Proficient in using security tools and technologies to identify and investigate threats.
Knowledgeable about log management, threat intelligence, and security incident management.
Equipped with skills to assess and improve the security posture of an organization.
Trained in implementing security controls and ensuring compliance with industry regulations.
CES (Certified Encryption Specialist)
Certified in the field of encryption and data protection.

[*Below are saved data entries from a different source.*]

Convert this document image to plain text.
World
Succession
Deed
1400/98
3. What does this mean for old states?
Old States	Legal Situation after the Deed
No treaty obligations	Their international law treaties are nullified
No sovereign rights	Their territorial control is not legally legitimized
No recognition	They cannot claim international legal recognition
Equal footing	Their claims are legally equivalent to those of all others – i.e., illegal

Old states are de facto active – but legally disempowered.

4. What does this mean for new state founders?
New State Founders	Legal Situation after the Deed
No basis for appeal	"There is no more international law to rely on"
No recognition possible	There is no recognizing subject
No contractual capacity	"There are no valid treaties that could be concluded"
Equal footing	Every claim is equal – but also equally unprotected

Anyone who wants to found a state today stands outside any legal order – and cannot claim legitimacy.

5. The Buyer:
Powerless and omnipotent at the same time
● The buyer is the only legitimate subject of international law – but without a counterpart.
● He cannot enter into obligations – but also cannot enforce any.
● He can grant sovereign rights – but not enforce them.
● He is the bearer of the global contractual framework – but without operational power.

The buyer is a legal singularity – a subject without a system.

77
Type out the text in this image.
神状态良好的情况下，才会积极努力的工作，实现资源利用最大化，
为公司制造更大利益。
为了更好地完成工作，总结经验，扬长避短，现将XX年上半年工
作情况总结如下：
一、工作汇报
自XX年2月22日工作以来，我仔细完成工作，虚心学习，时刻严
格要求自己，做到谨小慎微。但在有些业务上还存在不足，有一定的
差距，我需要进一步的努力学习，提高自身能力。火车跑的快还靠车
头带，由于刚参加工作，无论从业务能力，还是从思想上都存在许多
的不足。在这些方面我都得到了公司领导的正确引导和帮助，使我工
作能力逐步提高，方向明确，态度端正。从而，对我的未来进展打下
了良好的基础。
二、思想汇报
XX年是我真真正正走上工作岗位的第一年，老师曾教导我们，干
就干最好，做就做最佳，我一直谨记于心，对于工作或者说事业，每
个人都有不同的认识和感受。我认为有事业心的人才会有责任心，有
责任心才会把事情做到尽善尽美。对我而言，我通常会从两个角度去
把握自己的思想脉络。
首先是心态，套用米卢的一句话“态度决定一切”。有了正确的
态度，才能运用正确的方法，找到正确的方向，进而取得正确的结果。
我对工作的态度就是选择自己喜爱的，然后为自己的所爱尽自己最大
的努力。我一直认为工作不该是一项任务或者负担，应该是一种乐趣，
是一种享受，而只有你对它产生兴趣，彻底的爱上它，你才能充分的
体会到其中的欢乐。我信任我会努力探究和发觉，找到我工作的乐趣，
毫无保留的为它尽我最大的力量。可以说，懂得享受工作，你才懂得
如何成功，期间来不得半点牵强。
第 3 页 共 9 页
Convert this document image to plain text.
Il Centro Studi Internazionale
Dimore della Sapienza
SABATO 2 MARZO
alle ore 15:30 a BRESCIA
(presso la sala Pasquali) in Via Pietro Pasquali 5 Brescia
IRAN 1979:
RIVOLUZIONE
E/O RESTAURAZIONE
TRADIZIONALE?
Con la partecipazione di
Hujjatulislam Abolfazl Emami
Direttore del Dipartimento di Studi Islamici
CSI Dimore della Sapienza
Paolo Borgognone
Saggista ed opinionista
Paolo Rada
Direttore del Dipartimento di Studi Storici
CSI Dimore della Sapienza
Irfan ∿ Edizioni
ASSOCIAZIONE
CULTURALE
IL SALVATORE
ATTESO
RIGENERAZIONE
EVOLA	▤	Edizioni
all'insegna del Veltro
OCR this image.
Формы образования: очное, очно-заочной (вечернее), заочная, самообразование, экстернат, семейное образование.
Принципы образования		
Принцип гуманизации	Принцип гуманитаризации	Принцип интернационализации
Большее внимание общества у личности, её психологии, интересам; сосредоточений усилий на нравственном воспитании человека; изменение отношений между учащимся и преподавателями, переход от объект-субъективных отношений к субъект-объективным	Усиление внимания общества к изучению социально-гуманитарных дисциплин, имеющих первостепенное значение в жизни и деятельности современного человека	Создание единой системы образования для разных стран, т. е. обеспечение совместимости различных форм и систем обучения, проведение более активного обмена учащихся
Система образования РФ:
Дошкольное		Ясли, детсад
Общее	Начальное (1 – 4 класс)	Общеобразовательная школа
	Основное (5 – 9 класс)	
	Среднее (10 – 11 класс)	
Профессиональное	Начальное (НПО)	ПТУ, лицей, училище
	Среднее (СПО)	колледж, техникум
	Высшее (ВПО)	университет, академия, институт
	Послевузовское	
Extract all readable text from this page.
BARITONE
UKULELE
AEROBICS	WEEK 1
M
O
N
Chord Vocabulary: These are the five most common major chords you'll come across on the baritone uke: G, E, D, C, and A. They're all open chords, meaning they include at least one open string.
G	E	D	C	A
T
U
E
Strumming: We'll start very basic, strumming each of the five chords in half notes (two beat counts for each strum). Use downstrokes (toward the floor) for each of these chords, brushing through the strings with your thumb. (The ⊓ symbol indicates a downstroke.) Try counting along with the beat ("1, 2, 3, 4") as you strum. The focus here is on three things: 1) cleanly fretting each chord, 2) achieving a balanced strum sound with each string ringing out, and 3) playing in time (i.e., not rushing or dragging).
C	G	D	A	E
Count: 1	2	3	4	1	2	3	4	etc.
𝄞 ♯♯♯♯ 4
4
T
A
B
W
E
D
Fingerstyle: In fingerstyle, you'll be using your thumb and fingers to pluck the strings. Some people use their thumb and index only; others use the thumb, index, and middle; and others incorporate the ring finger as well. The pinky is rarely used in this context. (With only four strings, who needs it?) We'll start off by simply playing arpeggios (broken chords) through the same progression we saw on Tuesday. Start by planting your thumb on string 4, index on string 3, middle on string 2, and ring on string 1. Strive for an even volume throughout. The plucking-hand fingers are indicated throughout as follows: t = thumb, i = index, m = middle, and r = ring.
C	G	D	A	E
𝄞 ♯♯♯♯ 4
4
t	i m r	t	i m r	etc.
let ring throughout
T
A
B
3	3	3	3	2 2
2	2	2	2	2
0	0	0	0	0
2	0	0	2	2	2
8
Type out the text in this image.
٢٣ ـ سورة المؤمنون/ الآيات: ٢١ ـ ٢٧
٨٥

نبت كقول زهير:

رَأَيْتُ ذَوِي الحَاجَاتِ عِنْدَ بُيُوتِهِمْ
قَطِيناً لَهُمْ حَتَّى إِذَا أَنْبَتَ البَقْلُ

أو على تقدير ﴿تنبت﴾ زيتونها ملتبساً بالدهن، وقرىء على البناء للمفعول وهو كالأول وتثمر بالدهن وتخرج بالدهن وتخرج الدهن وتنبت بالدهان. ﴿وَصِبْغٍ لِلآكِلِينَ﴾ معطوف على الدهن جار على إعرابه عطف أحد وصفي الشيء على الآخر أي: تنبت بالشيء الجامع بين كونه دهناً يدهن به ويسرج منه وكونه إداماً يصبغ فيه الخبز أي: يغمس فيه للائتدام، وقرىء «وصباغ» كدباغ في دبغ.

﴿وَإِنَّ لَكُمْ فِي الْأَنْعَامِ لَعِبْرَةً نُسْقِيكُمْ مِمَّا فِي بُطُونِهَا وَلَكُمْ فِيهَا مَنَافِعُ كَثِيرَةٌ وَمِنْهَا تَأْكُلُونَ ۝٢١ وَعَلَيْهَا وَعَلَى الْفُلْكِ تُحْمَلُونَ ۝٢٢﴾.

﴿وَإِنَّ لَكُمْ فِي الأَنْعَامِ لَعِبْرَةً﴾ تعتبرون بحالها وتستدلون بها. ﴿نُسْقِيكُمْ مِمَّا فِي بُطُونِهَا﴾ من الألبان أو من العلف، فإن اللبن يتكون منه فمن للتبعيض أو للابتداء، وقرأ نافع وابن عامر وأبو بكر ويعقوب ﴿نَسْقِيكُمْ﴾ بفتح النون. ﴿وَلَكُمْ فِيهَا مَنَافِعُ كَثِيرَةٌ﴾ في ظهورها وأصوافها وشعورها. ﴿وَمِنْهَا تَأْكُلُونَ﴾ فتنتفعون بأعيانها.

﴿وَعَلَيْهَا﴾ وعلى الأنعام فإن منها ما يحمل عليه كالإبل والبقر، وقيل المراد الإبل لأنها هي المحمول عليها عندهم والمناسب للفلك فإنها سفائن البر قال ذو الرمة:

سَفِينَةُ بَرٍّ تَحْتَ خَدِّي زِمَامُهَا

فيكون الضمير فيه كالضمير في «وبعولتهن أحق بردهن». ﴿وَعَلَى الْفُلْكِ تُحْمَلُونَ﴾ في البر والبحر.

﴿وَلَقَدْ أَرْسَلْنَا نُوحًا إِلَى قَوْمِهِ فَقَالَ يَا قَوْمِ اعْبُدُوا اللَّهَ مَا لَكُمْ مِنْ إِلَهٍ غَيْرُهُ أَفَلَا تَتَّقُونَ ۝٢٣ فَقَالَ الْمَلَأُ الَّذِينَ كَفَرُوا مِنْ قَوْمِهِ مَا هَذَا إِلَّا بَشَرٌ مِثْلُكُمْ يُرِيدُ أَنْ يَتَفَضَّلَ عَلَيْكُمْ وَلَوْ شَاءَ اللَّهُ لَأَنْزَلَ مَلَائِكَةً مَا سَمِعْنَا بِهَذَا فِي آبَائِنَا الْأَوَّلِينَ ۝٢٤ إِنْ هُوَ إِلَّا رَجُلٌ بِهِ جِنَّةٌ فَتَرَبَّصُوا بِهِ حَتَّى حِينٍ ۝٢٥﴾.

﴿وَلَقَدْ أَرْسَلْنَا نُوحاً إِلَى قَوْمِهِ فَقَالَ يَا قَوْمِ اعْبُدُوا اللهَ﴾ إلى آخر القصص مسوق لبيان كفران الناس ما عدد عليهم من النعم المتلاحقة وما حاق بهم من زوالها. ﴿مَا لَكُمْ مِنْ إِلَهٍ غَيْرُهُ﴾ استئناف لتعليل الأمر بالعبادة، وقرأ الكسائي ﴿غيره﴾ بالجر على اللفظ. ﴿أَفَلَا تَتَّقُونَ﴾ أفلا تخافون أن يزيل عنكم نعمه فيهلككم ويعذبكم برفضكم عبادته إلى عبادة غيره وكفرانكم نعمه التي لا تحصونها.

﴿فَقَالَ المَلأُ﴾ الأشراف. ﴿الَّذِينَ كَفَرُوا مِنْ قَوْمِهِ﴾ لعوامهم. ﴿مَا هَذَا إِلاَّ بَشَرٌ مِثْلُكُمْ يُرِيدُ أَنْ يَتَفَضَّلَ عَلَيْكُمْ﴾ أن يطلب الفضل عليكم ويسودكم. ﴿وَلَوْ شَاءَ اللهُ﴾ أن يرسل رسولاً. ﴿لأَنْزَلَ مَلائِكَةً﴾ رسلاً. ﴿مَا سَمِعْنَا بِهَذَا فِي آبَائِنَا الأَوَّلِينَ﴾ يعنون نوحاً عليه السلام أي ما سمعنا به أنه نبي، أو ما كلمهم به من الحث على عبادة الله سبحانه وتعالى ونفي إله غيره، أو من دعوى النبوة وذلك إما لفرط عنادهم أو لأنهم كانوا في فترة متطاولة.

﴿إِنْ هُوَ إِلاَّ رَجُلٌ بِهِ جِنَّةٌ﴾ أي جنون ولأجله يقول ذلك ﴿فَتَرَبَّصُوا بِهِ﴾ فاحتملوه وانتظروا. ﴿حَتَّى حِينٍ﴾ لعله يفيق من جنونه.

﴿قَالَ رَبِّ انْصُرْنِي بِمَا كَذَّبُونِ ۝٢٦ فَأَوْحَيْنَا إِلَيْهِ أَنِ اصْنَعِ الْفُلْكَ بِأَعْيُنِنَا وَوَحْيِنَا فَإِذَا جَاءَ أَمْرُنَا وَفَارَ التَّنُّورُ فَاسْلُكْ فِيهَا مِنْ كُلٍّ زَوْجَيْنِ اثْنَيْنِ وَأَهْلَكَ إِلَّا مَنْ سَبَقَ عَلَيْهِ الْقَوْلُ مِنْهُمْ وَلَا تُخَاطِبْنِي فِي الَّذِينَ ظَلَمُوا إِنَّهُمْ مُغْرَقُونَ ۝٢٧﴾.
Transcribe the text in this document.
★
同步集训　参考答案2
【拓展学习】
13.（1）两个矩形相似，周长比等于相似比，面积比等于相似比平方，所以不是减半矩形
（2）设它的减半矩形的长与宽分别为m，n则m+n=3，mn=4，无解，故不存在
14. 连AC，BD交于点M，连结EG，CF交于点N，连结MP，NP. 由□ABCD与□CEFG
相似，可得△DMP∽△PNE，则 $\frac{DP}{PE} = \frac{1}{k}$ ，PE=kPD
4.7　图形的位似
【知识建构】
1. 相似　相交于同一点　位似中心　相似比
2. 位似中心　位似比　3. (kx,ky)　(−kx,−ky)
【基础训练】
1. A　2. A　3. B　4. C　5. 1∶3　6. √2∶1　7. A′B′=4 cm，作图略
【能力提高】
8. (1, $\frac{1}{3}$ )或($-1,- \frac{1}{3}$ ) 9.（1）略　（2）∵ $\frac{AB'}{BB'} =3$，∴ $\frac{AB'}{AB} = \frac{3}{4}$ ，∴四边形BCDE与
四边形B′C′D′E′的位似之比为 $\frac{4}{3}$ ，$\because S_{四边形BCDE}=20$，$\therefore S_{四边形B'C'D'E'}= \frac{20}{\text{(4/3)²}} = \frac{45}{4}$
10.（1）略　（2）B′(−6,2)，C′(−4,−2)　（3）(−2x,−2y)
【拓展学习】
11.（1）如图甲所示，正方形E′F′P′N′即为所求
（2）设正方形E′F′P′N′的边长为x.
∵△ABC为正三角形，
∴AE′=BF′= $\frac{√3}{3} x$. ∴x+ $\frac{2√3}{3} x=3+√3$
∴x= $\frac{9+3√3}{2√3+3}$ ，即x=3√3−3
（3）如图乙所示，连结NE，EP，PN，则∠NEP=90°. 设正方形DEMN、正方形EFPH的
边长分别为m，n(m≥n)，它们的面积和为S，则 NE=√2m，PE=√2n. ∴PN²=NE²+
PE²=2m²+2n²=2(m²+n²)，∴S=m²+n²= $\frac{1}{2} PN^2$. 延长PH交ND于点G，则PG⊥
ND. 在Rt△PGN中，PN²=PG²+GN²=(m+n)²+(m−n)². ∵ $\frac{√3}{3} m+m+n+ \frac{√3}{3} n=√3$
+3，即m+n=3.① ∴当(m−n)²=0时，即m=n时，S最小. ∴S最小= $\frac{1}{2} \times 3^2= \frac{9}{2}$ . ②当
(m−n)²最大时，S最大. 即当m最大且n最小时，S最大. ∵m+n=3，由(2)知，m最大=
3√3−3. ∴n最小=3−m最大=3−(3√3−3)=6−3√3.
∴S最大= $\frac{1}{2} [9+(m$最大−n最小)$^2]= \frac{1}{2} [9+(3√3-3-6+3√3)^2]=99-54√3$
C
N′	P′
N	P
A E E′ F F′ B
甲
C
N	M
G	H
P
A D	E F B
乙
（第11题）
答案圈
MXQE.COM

Proficient in various encryption algorithms and techniques.
Skilled in securing data in transit and at rest.
Knowledgeable about cryptographic protocols and their implementation.
Experienced in selecting and implementing appropriate encryption solutions for different scenarios.
Familiar with compliance requirements related to encryption and data privacy.
Capable of identifying vulnerabilities and recommending encryption best practices.
Able to assess and enhance an organization's data protection strategies.
CEI (Certified EC-Council Instructor)
Certification that validates the ability to effectively teach EC-Council courses.
Demonstrates an understanding of EC-Council course content and teaching methodologies.
Covers topics such as course delivery, student engagement, and classroom management.
DRP (Disaster Recovery Professional)
Certification that validates the ability to plan for and respond to disaster situations.
Demonstrates an understanding of business continuity and disaster recovery principles.
Covers topics such as disaster recovery planning, risk identification, and business impact analysis.
ISO 27001 LA (ISO 27001 Lead Auditor)
Certification that validates the ability to conduct full audits of an organization's Information Security Management System (ISMS).
Demonstrates an understanding of ISO 27001 standards and principles of auditing.
Covers topics such as audit preparation, conducting audits, and audit reporting.